I gritted my teeth and tried to force myself to calm down. Not easy given the circumstances. Maybe not even possible. “Look, we’re kind of under some time pressure here.…”
“Let that go for a moment and just breathe.”
“What about all the smoke?” The sirens were reminding me rather vividly of the lecture the local fire department gave when they did their annual school visit. Smoke can kill you faster than fire.
He ignored my question. “In. Out. Breathe. In. Out.”
To be fair, the smoke wasn’t even making my eyes water, so I tried doing what he told me.
After perhaps twenty cycles of breathing, Sparx nodded. “Good. Now, reach out to the fire.”
“How?”
“With your heart. You love your mother. I’ve seen it. Keep breathing. That feeling you have when you look at her, that sense of connection, that you are part of one thing … you and the fire are one, too. It came from your heart and your heart can govern it.”

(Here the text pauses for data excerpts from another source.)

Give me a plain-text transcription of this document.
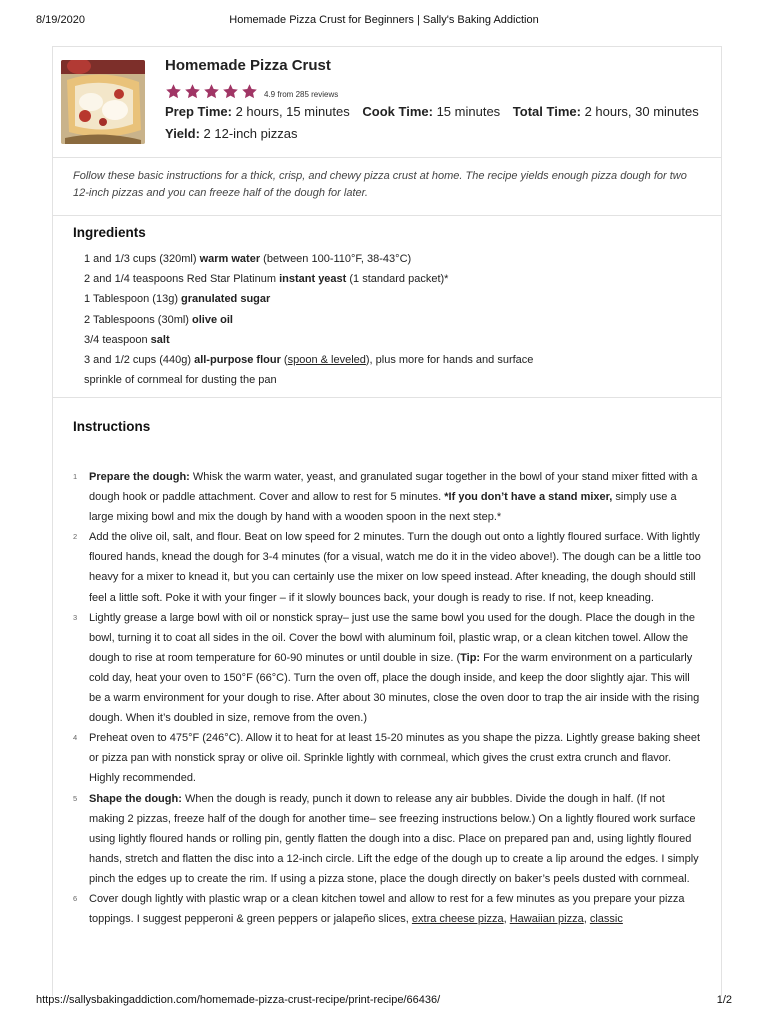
8/19/2020	Homemade Pizza Crust for Beginners | Sally's Baking Addiction
Homemade Pizza Crust
4.9 from 285 reviews
Prep Time: 2 hours, 15 minutes Cook Time: 15 minutes Total Time: 2 hours, 30 minutes
Yield: 2 12-inch pizzas
Follow these basic instructions for a thick, crisp, and chewy pizza crust at home. The recipe yields enough pizza dough for two 12-inch pizzas and you can freeze half of the dough for later.
Ingredients
1 and 1/3 cups (320ml) warm water (between 100-110°F, 38-43°C)
2 and 1/4 teaspoons Red Star Platinum instant yeast (1 standard packet)*
1 Tablespoon (13g) granulated sugar
2 Tablespoons (30ml) olive oil
3/4 teaspoon salt
3 and 1/2 cups (440g) all-purpose flour (spoon & leveled), plus more for hands and surface
sprinkle of cornmeal for dusting the pan
Instructions
1	Prepare the dough: Whisk the warm water, yeast, and granulated sugar together in the bowl of your stand mixer fitted with a dough hook or paddle attachment. Cover and allow to rest for 5 minutes. *If you don’t have a stand mixer, simply use a large mixing bowl and mix the dough by hand with a wooden spoon in the next step.*
2	Add the olive oil, salt, and flour. Beat on low speed for 2 minutes. Turn the dough out onto a lightly floured surface. With lightly floured hands, knead the dough for 3-4 minutes (for a visual, watch me do it in the video above!). The dough can be a little too heavy for a mixer to knead it, but you can certainly use the mixer on low speed instead. After kneading, the dough should still feel a little soft. Poke it with your finger – if it slowly bounces back, your dough is ready to rise. If not, keep kneading.
3	Lightly grease a large bowl with oil or nonstick spray– just use the same bowl you used for the dough. Place the dough in the bowl, turning it to coat all sides in the oil. Cover the bowl with aluminum foil, plastic wrap, or a clean kitchen towel. Allow the dough to rise at room temperature for 60-90 minutes or until double in size. (Tip: For the warm environment on a particularly cold day, heat your oven to 150°F (66°C). Turn the oven off, place the dough inside, and keep the door slightly ajar. This will be a warm environment for your dough to rise. After about 30 minutes, close the oven door to trap the air inside with the rising dough. When it’s doubled in size, remove from the oven.)
4	Preheat oven to 475°F (246°C). Allow it to heat for at least 15-20 minutes as you shape the pizza. Lightly grease baking sheet or pizza pan with nonstick spray or olive oil. Sprinkle lightly with cornmeal, which gives the crust extra crunch and flavor. Highly recommended.
5	Shape the dough: When the dough is ready, punch it down to release any air bubbles. Divide the dough in half. (If not making 2 pizzas, freeze half of the dough for another time– see freezing instructions below.) On a lightly floured work surface using lightly floured hands or rolling pin, gently flatten the dough into a disc. Place on prepared pan and, using lightly floured hands, stretch and flatten the disc into a 12-inch circle. Lift the edge of the dough up to create a lip around the edges. I simply pinch the edges up to create the rim. If using a pizza stone, place the dough directly on baker’s peels dusted with cornmeal.
6	Cover dough lightly with plastic wrap or a clean kitchen towel and allow to rest for a few minutes as you prepare your pizza toppings. I suggest pepperoni & green peppers or jalapeño slices, extra cheese pizza, Hawaiian pizza, classic
https://sallysbakingaddiction.com/homemade-pizza-crust-recipe/print-recipe/66436/	1/2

“But I don’t know how…” I felt like crying as I watched the flames devouring one of my favorite places. I had done this.
“Look, we all get mad at people we love, right? Well, this is a bit like that. Keep breathing. In. Out. Surely, you’ve tried to wish your mom into doing things differently when you’re mad at her. This is a bit like that, only the fire must listen to the will of your heart. Can you try it now?”
“I … maybe.” I wasn’t sure that I understood him, but thinking about my mom had … kind of grounded me. I could feel the fire, if only dimly. I reached out. “I’m touching something…”
“Good! You’re doing it. I can see the magic. Wish the fire to remain within its current bounds. Tell it that you need it to stay close, to only burn the ground you’ve already given it.”